Sales, dividend down as retail slump hits Harvey Norman

Harvey Norman, chaired by Gerry Harvey, has posted a 45.7 per cent fall in interim pre-tax profit. (Glenn Hunt/AAP PHOTOS)

Retailer Harvey Norman has recorded a better-than-expected drop in earnings as sales continue to slump following record trading during the COVID-19 pandemic.

The Gerry Harvey-chaired company on Thursday reported a 45.7 per cent dip in pre-tax profit to $283.6 million for the six months to December 31.

After tax, the bottom line profit was $202.8 million, down from $369.8 million.

Despite outperforming consensus expectations, Mr Harvey was "not that happy" with the result.

"They didn't exceed my expectations," he told AAP.

"We've gone through a difficult situation and so my main focus is how much better can we do next year, so I'm more concerned about that."

Profit derived from Australian franchisee payments, which represents about half of the group's profit, slumped almost 40 per cent amid a 14 per cent drop in revenue and a slight increase in expenses.

The group's overseas retail segment, which unlike Australian stores is operated by the company and accounts for just over a quarter of total profit, suffered a 23.5 per cent dip in profit.

Total system sales revenue, including franchisee sales, fell $334 million to $4.6 billion.

Harvey Norman results
Harvey Norman’s result was better than consensus expectations, analysts said.

Sales experienced single-digit falls across all regions except for the growth market Malaysia, where sales rose 2.6 per cent with the addition of four new stores.

Mr Harvey reaffirmed his commitment to the group's Malaysian expansion plans, hoping to add another 50 stores to his clutch of 32 already operating in the South East Asian country by the end of 2028.

"You've got 32 million people and they're on an upward trend, trying to catch up with places like Australia," he said.

"Their standard of living is rising very quickly ... we think that's a great opportunity."

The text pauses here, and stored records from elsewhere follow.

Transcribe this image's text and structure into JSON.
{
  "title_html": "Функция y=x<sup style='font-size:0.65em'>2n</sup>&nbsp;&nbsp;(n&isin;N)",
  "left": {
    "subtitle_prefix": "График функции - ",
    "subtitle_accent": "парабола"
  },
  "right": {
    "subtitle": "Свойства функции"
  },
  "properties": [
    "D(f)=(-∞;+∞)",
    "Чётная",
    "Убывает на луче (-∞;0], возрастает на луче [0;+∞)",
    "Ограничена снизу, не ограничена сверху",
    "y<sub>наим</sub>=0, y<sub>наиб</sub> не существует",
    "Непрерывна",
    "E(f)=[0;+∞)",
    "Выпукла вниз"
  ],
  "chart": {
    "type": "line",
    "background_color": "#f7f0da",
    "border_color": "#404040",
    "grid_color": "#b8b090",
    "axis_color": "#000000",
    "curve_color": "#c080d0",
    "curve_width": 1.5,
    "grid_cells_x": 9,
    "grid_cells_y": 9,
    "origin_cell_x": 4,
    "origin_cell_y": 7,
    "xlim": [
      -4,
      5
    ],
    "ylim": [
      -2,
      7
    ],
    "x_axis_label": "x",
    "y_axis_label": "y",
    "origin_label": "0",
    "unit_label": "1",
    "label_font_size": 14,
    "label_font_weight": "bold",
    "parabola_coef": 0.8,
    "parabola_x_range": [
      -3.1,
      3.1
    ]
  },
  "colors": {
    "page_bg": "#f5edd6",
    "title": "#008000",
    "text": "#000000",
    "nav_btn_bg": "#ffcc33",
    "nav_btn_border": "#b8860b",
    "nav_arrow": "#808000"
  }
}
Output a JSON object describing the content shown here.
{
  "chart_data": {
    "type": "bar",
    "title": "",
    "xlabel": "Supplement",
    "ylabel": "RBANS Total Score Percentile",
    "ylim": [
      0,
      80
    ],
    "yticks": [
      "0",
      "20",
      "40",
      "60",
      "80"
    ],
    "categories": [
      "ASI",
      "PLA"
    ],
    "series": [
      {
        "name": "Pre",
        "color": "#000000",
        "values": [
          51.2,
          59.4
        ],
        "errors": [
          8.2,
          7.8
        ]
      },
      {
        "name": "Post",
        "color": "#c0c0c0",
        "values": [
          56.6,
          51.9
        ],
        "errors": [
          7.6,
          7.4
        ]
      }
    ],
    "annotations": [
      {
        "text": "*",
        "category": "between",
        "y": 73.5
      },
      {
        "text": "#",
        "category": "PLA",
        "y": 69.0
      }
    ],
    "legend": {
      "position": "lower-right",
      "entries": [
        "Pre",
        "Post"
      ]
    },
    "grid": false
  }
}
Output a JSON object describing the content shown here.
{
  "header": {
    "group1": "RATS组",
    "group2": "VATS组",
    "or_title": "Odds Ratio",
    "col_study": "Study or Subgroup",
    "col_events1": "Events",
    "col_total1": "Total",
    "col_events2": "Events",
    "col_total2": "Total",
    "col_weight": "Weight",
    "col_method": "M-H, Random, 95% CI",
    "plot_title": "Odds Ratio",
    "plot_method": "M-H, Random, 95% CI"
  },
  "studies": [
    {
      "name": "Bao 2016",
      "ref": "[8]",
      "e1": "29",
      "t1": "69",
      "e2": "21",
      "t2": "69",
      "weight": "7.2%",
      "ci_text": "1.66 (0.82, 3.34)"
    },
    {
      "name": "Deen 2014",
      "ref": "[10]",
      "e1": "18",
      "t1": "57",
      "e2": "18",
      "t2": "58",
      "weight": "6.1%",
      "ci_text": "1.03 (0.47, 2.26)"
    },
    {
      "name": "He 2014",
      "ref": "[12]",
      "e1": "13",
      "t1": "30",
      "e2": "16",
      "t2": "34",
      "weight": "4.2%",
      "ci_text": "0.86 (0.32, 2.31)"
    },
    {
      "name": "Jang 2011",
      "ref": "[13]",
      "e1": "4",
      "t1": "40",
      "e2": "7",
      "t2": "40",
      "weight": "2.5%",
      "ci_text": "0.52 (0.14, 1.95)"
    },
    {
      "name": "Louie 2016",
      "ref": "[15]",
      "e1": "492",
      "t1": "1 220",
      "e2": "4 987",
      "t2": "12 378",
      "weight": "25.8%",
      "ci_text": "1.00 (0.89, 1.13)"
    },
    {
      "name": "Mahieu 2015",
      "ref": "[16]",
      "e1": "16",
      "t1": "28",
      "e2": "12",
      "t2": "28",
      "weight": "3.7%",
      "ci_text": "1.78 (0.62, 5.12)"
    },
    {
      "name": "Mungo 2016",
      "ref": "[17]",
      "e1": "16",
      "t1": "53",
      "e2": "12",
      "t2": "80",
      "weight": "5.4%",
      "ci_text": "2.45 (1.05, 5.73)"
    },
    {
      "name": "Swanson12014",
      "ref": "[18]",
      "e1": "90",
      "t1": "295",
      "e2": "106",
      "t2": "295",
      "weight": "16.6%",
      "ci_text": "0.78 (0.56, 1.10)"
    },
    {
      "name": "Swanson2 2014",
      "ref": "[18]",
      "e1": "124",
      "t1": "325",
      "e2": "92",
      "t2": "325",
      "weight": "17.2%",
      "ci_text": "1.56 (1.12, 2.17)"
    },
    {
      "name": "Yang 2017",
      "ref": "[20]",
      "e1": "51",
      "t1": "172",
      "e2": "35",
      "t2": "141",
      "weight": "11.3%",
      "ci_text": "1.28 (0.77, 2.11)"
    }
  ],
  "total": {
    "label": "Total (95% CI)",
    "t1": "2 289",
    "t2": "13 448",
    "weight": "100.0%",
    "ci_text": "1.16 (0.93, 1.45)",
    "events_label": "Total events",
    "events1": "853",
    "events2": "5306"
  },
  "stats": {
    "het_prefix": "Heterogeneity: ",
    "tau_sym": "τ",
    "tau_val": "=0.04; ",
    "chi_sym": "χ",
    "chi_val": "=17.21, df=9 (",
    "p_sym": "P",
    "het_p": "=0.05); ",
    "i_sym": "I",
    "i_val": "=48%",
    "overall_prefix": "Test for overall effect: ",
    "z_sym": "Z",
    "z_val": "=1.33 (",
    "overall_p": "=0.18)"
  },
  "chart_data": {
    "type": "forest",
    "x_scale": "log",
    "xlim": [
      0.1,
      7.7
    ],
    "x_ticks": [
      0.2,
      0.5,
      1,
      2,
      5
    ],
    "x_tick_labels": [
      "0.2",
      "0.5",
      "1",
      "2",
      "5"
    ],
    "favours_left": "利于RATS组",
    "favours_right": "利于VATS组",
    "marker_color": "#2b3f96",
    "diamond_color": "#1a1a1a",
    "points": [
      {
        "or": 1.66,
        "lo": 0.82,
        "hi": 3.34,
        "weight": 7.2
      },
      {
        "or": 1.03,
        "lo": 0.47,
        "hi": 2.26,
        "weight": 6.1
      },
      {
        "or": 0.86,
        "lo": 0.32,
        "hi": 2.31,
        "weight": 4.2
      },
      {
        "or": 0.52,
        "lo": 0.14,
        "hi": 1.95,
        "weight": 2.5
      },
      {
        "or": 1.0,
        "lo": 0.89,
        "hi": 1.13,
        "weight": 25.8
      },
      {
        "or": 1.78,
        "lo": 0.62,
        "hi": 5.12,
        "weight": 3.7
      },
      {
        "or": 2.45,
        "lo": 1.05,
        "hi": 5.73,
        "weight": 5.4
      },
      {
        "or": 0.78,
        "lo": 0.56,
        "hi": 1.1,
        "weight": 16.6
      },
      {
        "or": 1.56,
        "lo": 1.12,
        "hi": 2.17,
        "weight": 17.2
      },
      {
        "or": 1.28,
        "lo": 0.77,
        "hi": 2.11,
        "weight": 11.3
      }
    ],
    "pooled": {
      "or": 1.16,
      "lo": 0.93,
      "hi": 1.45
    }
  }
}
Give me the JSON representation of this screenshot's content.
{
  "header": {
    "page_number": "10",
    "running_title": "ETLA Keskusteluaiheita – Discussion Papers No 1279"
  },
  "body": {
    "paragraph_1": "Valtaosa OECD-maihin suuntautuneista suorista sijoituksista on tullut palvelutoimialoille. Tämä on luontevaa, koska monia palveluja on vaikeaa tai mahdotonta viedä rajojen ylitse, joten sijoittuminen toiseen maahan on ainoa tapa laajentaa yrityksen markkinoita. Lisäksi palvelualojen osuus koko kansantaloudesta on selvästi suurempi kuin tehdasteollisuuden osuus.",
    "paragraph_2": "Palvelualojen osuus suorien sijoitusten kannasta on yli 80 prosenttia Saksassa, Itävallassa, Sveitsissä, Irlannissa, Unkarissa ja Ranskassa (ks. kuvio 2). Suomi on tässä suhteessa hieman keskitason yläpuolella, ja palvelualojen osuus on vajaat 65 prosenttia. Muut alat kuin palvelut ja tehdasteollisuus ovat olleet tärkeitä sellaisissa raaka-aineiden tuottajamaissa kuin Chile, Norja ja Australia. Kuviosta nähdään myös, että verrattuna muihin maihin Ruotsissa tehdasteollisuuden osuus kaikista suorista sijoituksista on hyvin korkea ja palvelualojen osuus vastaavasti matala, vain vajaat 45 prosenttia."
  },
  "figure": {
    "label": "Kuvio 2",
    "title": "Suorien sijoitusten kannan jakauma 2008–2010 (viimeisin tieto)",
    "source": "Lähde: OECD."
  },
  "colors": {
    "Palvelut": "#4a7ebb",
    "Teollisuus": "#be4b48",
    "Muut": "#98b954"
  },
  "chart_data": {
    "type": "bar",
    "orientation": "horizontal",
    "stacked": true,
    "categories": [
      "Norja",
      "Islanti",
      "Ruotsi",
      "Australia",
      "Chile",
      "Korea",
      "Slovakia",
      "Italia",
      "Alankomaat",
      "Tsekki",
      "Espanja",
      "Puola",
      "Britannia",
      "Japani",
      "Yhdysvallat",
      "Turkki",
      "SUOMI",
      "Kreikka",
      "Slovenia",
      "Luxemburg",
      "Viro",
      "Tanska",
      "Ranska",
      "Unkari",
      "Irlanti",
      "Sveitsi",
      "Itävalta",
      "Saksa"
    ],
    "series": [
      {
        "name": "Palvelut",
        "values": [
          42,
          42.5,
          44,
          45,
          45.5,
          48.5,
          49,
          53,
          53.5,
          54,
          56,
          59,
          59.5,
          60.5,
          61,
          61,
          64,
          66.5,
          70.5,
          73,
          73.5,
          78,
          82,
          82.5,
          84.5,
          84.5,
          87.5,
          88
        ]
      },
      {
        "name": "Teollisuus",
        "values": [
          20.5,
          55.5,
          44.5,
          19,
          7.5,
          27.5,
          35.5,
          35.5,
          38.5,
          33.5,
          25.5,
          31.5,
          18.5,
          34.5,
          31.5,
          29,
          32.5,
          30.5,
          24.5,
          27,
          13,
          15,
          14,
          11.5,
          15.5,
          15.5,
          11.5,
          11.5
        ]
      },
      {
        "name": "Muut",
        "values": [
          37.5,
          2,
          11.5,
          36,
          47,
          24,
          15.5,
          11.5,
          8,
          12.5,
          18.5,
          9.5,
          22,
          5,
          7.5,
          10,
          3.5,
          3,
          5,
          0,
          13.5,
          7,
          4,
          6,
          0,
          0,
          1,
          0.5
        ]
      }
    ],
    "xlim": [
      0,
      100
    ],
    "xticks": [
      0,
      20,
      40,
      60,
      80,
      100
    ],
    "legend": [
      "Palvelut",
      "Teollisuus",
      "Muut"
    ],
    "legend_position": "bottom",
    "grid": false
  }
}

Consumers in Asia also have a greater preference for in-store shopping over online compared to countries such as Australia, the UK and Europe, Mr Harvey claimed.

"Our number one store in the world is in Singapore," he said.

Despite the difficult economic environment, Mr Harvey said the group's $4.14 billion property portfolio and $7.86 billion in total assets put it in a strong position.

Harvey Norman's bottom line was impacted by a $5.1 million property revaluation hit to its extensive property portfolio.

Excluding the impact of lease payments and property revaluations, profit before tax was down 26.4 per cent on the prior corresponding period, when the company's property values enjoyed a $106.9 million upward revision.

Despite the drop in profit, Australian franchising operations and New Zealand businesses performed better than consensus expectations, E&P Capital retail analyst Phillip Kimber said.

Sales momentum was improving after profit before tax fell 49 per cent in the first quarter.

The company declined to provide guidance figures for the second half, but the result would lead consensus forecasts for the full financial year to receive upward revisions of 10 to 15 per cent, Mr Kimber said.

"Harvey Norman's share price has risen 13 per cent since the start of calendar year 2024, following better than expected recent sales growth from JB Hi-Fi and investor sentiment towards discretionary retailers improving," he said.  

"Notwithstanding, we expect the share price to continue to improve following the (first half) result."

Harvey Norman will pay shareholders a fully-franked interim dividend of 10c per share, down from 13c per share at the same time in 2023.

The company's share price had risen 3.8 per cent to $4.90 shortly before noon.